Grokking vs. Learning: Same Features, Different Encodings
Dmitry Manning-Coe, Jacopo Gliozzi, Alexander G. Stapleton, Edward Hirst, Giuseppe De Tomasi, Barry Bradlyn, David S. Berman
TL;DR
This work probes whether grokking and ordinary steady training yield fundamentally different models by comparing their learned features, compressibility, and training dynamics on two interpretable tasks (Ising-model phase classification and modular addition). It shows that both paths converge on the same features (energy and magnetization for Ising; Fourier coefficients for modular addition), but encodings differ, with a novel compressive regime appearing only in steady learning, enabling substantial model compression. The authors introduce information-geometric measures based on the Fisher Information Metric to analyze training trajectories, uncovering task-dependent pre-grokking dynamics and, in at least one task, a near-straight-line trajectory in information space for grokking. These findings illuminate when grokking offers practical benefits and suggest a framework for interpreting and compressing models via geometry-driven diagnostics.
Abstract
Grokking typically achieves similar loss to ordinary, "steady", learning. We ask whether these different learning paths - grokking versus ordinary training - lead to fundamental differences in the learned models. To do so we compare the features, compressibility, and learning dynamics of models trained via each path in two tasks. We find that grokked and steadily trained models learn the same features, but there can be large differences in the efficiency with which these features are encoded.
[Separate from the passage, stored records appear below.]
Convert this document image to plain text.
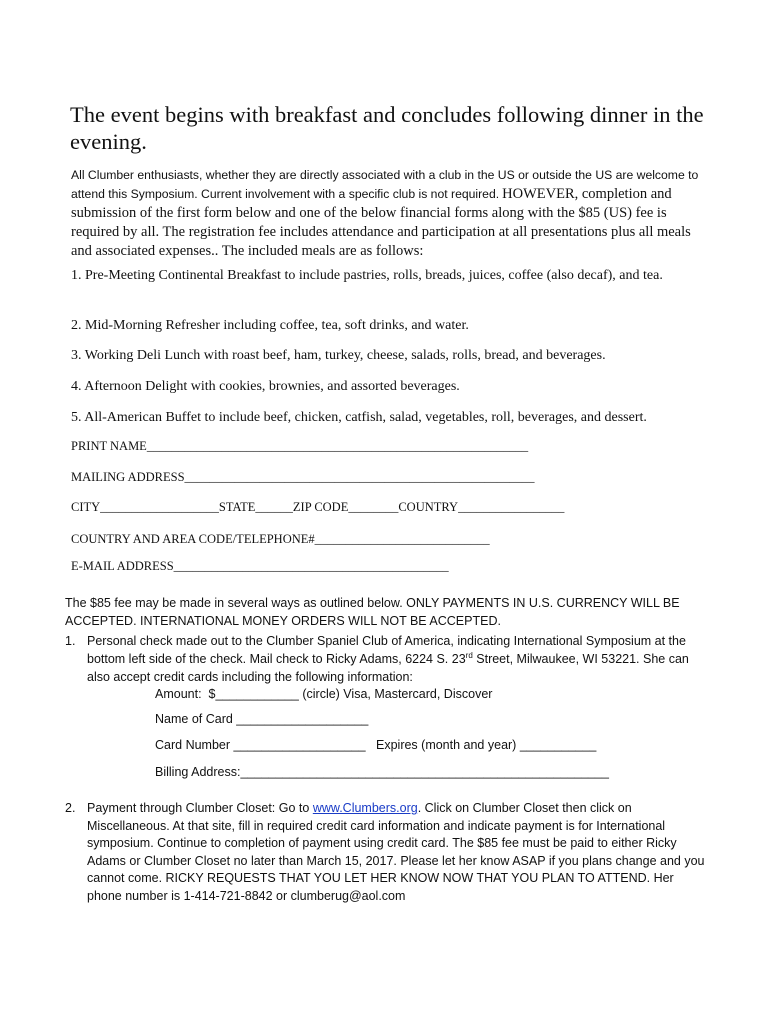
The event begins with breakfast and concludes following dinner in the evening.
All Clumber enthusiasts, whether they are directly associated with a club in the US or outside the US are welcome to attend this Symposium. Current involvement with a specific club is not required. HOWEVER, completion and submission of the first form below and one of the below financial forms along with the $85 (US) fee is required by all. The registration fee includes attendance and participation at all presentations plus all meals and associated expenses.. The included meals are as follows:
1. Pre-Meeting Continental Breakfast to include pastries, rolls, breads, juices, coffee (also decaf), and tea.
2. Mid-Morning Refresher including coffee, tea, soft drinks, and water.
3. Working Deli Lunch with roast beef, ham, turkey, cheese, salads, rolls, bread, and beverages.
4. Afternoon Delight with cookies, brownies, and assorted beverages.
5. All-American Buffet to include beef, chicken, catfish, salad, vegetables, roll, beverages, and dessert.
PRINT NAME_____________________________________________________________
MAILING ADDRESS________________________________________________________
CITY___________________STATE______ZIP CODE________COUNTRY_________________
COUNTRY AND AREA CODE/TELEPHONE#____________________________
E-MAIL ADDRESS____________________________________________

The $85 fee may be made in several ways as outlined below. ONLY PAYMENTS IN U.S. CURRENCY WILL BE ACCEPTED. INTERNATIONAL MONEY ORDERS WILL NOT BE ACCEPTED.

1. Personal check made out to the Clumber Spaniel Club of America, indicating International Symposium at the bottom left side of the check. Mail check to Ricky Adams, 6224 S. 23rd Street, Milwaukee, WI 53221. She can also accept credit cards including the following information:
Amount:  $____________ (circle) Visa, Mastercard, Discover
Name of Card ___________________
Card Number ___________________   Expires (month and year) ___________
Billing Address:_____________________________________________________
2. Payment through Clumber Closet: Go to www.Clumbers.org. Click on Clumber Closet then click on Miscellaneous. At that site, fill in required credit card information and indicate payment is for International symposium. Continue to completion of payment using credit card. The $85 fee must be paid to either Ricky Adams or Clumber Closet no later than March 15, 2017. Please let her know ASAP if you plans change and you cannot come. RICKY REQUESTS THAT YOU LET HER KNOW NOW THAT YOU PLAN TO ATTEND. Her phone number is 1-414-721-8842 or clumberug@aol.com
In particular, we find a novel "compressive regime" of steady training in which there emerges a linear trade-off between model loss and compressibility, and which is absent in grokking. In this regime, we can achieve compression factors 25x times the base model, and 5x times the compression achieved in grokking. We then track how model features and compressibility develop through training. We show that model development in grokking is task-dependent, and that peak compressibility is achieved immediately after the grokking plateau. Finally, novel information-geometric measures are introduced which demonstrate that models undergoing grokking follow a straight path in information space.